Estuve tan cerca de hacerlo que no debería haber despertado. No quería haber despertado. Pero los sueños son así, se terminan. Se terminan justo en el mejor momento. La secuencia se desarrollaba en su esplendor perfecto pero de la nada se esfumó con los rayos del amanecer.

Abrir mis ojos y despertar fue el sacrilegio peor, cometido por mí.

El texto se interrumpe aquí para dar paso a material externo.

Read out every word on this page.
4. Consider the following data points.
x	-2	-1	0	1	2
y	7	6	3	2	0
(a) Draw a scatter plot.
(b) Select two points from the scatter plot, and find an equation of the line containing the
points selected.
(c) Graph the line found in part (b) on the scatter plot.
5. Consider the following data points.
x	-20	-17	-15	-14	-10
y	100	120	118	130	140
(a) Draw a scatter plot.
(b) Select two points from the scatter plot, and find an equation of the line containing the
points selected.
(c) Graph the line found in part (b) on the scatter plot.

Ya no había vuelta atrás. Intenté, debo decirlo, dormirme de nuevo para que todo volviera a donde quedó, pero con esa convicción de que nada sería como fue. Mi despertar me marcó en los parámetros en los que realmente vivía, solo, apesadumbrado y muchas veces triste, por lo que deseaba, la mayoría de las veces, vivir soñando pero no para despertar, pues era lo que hoy me había pasado y lo que yo no quería…

 

Homero minimalista

Cristian Mitelman

Una grulla se ha posado sobre el muro que parece infranqueable. En uno de sus ojos se reflejan  los hombres que preparan la defensa de la ciudad, las arengas eólicas, los templos frecuentados por los sacerdotes. En el otro, las barcas, los escudos que reposan en la arena, el bronce de las lorigas, la imagen de Ulises que juega a los dados...

 

Ojos que no ven

Sergio Gaut vel Hartman

 

Milton Erickson, el famoso médico estadounidense que revolucionó su especialidad al cambiar las técnicas del hipnotismo aplicadas a la psicoterapia, nació en 1901 en Aurum, una pequeña ciudad de Nevada ya desaparecida. ¿Desaparecida? ¿Desaparecen las ciudades? Me inclino a pensar que Erickson pergeñó una alucinación colectiva que ha puesto a Aurum fuera del alcance de los sentidos ordinarios y que en ella, desde hace medio siglo, viven y trabajan multitudes de científicos de todas las áreas que diseñan el futuro de la Tierra y preparan el salto desde la cuna al universo, tal como previó Arthur C. Clarke. Tengan en cuenta que, como señaló el autor de El fin de la infancia, la ciencia más avanzada es indistinguible de la magia.